Chappelle: This is getting too fucking freak-show for me, I'm leaving.

Evan: Don't leave yet.

Herzog: Then there is civilized man. The man who never ceases his quest for the sublime and gives himself over to the cause of redeeming mankind's vulgarity through his quest for greater truths than the commonplace mundanities of your grocery list.

Sondheim: Do you really take this seriously?

Herzog: This is the positive Y axis. And it is the only way which mankind is redeemed from the mundane concerns of his life. What good is happiness against a hundred thousand days of repetition and smallness? How can man ever feel anything but misery in such a state. It is only by refusing to settle for such trivialities that we may grow against our circumstances and feel less small against the gargantuan chains of fate.

Evan: Isn't it possible that you're both right?

(Sondheim and Herzog look at each other)

Both: No!

(Knock at the door. Enter Gustav Mahler.)

Mahler: Evan, I have been listening at the door for twenty minutes. You must know that they are both idiots.
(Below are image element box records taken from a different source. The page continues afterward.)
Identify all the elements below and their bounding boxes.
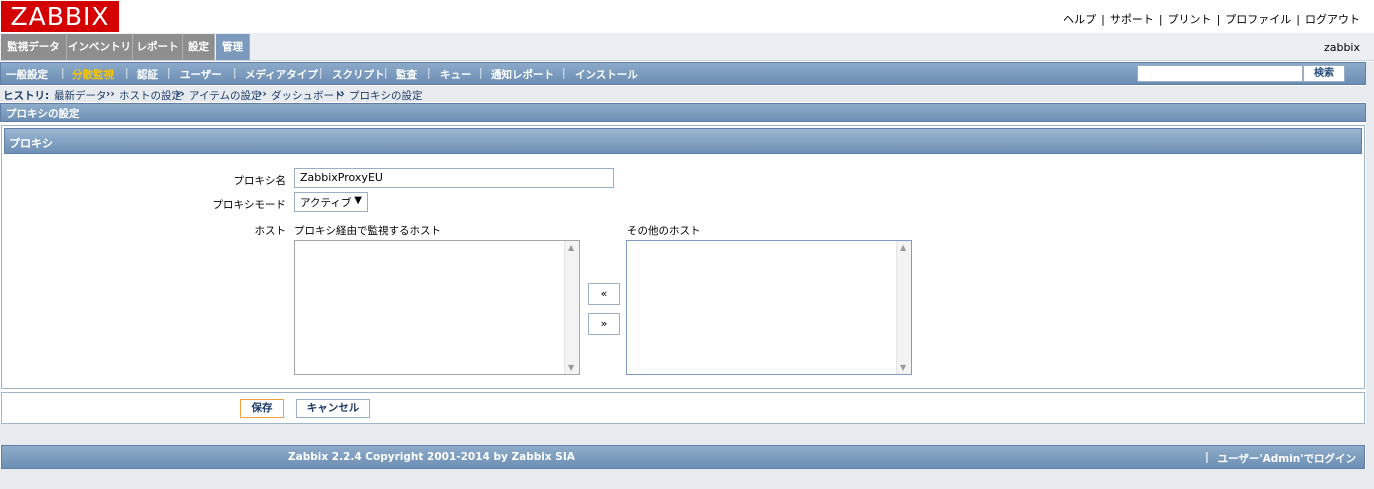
logout-link[interactable]: ログアウト [1305,13,1360,26]
history-arrow: ›› [336,88,345,100]
proxy-form: プロキシ プロキシ名 ZabbixProxyEU プロキシモード アクティブ ▼… [1,125,1365,389]
header: ZABBIX ヘルプ | サポート | プリント | プロファイル | ログアウト [0,0,1374,33]
sub-menu: 一般設定 | 分散監視 | 認証 | ユーザー | メディアタイプ | スクリプ… [0,62,1366,85]
top-sep: | [1296,13,1300,26]
scroll-up-icon[interactable]: ▲ [900,243,906,252]
bottom-area [0,469,1374,489]
submenu-users[interactable]: ユーザー [180,67,222,82]
submenu-sep: | [562,67,566,79]
footer-sep: | [1205,451,1209,463]
submenu-dm[interactable]: 分散監視 [72,67,114,82]
copyright-text: Zabbix 2.2.4 Copyright 2001-2014 by Zabb… [288,451,575,463]
history-item[interactable]: 最新データ [54,88,107,103]
proxy-name-input[interactable]: ZabbixProxyEU [294,168,614,188]
top-sep: | [1101,13,1105,26]
top-links: ヘルプ | サポート | プリント | プロファイル | ログアウト [1063,11,1360,27]
tab-administration[interactable]: 管理 [216,34,250,60]
proxy-mode-select[interactable]: アクティブ ▼ [294,192,368,212]
tab-reports[interactable]: レポート [133,34,183,60]
add-host-button[interactable]: « [588,283,620,305]
scroll-up-icon[interactable]: ▲ [568,243,574,252]
proxy-name-label: プロキシ名 [233,175,287,187]
history-label: ヒストリ: [3,90,50,102]
remove-host-button[interactable]: » [588,313,620,335]
page-title: プロキシの設定 [0,103,1366,122]
scrollbar[interactable]: ▲ ▼ [564,241,579,374]
submenu-sep: | [427,67,431,79]
chevron-down-icon: ▼ [354,195,362,206]
scroll-down-icon[interactable]: ▼ [900,363,906,372]
form-header: プロキシ [4,128,1362,154]
tab-configuration[interactable]: 設定 [183,34,215,60]
history-item[interactable]: プロキシの設定 [349,88,423,103]
top-sep: | [1158,13,1163,26]
current-user: zabbix [1323,41,1360,54]
button-panel: 保存 キャンセル [1,392,1365,424]
tab-inventory[interactable]: インベントリ [67,34,133,60]
other-hosts-label: その他のホスト [627,225,701,237]
submenu-sep: | [61,67,65,79]
search-button[interactable]: 検索 [1303,65,1345,82]
proxy-mode-label: プロキシモード [212,199,287,211]
tab-monitoring[interactable]: 監視データ [1,34,67,60]
submenu-sep: | [384,67,388,79]
save-button[interactable]: 保存 [240,399,284,418]
monitored-hosts-list[interactable]: ▲ ▼ [294,240,580,375]
support-link[interactable]: サポート [1110,13,1154,26]
submenu-sep: | [233,67,237,79]
history-arrow: ›› [176,88,185,100]
history-item[interactable]: ダッシュボード [271,88,345,103]
scroll-down-icon[interactable]: ▼ [568,363,574,372]
spacer [0,424,1374,445]
other-hosts-list[interactable]: ▲ ▼ [626,240,912,375]
submenu-authentication[interactable]: 認証 [137,67,158,82]
history-item[interactable]: アイテムの設定 [189,88,261,103]
print-link[interactable]: プリント [1168,13,1212,26]
main-menu: 監視データ インベントリ レポート 設定 管理 zabbix [0,33,1374,61]
search-input[interactable] [1137,65,1303,82]
help-link[interactable]: ヘルプ [1063,13,1096,26]
submenu-queue[interactable]: キュー [440,67,472,82]
hosts-label: ホスト [254,225,287,237]
login-status: ユーザー'Admin'でログイン [1217,453,1356,465]
history-bar: ヒストリ: 最新データ ›› ホストの設定 ›› アイテムの設定 ›› ダッシュ… [0,86,1366,102]
proxy-mode-value: アクティブ [300,197,352,209]
submenu-media-types[interactable]: メディアタイプ [245,67,318,82]
profile-link[interactable]: プロファイル [1225,13,1291,26]
history-arrow: ›› [258,88,267,100]
history-item[interactable]: ホストの設定 [119,88,182,103]
footer: Zabbix 2.2.4 Copyright 2001-2014 by Zabb… [1,445,1365,469]
submenu-sep: | [125,67,129,79]
zabbix-logo[interactable]: ZABBIX [1,1,119,32]
submenu-sep: | [479,67,483,79]
submenu-installation[interactable]: インストール [575,67,638,82]
scrollbar[interactable]: ▲ ▼ [896,241,911,374]
submenu-sep: | [167,67,171,79]
top-sep: | [1216,13,1221,26]
submenu-sep: | [319,67,323,79]
submenu-scripts[interactable]: スクリプト [332,67,385,82]
submenu-general[interactable]: 一般設定 [6,67,48,82]
cancel-button[interactable]: キャンセル [296,399,370,418]
submenu-audit[interactable]: 監査 [396,67,417,82]
submenu-notifications[interactable]: 通知レポート [491,67,554,82]
right-edge [1366,62,1374,489]
monitored-hosts-label: プロキシ経由で監視するホスト [294,225,441,237]
history-arrow: ›› [106,88,115,100]
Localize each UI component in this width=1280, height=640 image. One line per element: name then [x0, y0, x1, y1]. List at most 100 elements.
Do you not see death's cruel hand following us everywhere? It runs roughshod over our most detailed plans and it is only through death's infinitely loving though spare mercy that we may experience life's joys both profound and mundane. One strives for life, yet life does not strive for you or I or anyone else. Life strives for death. And it is only through death that you shall understand life.

(both Sondheim and Herzog recoil)

Evan: I hate to admit this, but that makes a certain degree of sense. It's just a shame that you apparently have to be a creepy douchebag in order to make sense of life.

Mahler: I do not shield myself from such insults! I strive to experience the full misery of life so that its joys may be so much the greater relief!

Sondheim: God, this guy's unbearable.

Chappelle: I like this guy.

Herzog: How dare you!

Chappelle: This guy gets it. We're here until we fuckin' die, we don't have any choice. So if there's a chance to understand shit, he takes it. If there's a chance for a fuckin' blowjob, he takes that too.

Mahler: Actually, I don't.

Chappelle: Why the fuck not?

Mahler: Sex reminds me too much of death's cruel stink.

Chappelle: Alright, well, you can take it too far. But if he weren't fuckin' batshit insane, he'd totally get it.

Herzog: Scandalous!

Sondheim: Just awful!

(Herzog and Sondheim leave)

Evan: They'll be back.

Chappelle: I'm gonna go too. I'm gonna take this Mahler guy to a girl I know. But keep workin, long as you don't take it too seriously you're gonna write whatever the fuck you want.

Evan: Thanks Dave. Let's hang out again soon.

Mahler (to Chappelle as they walk out the door): Have you ever read Pure Logic by Edmund Husserl?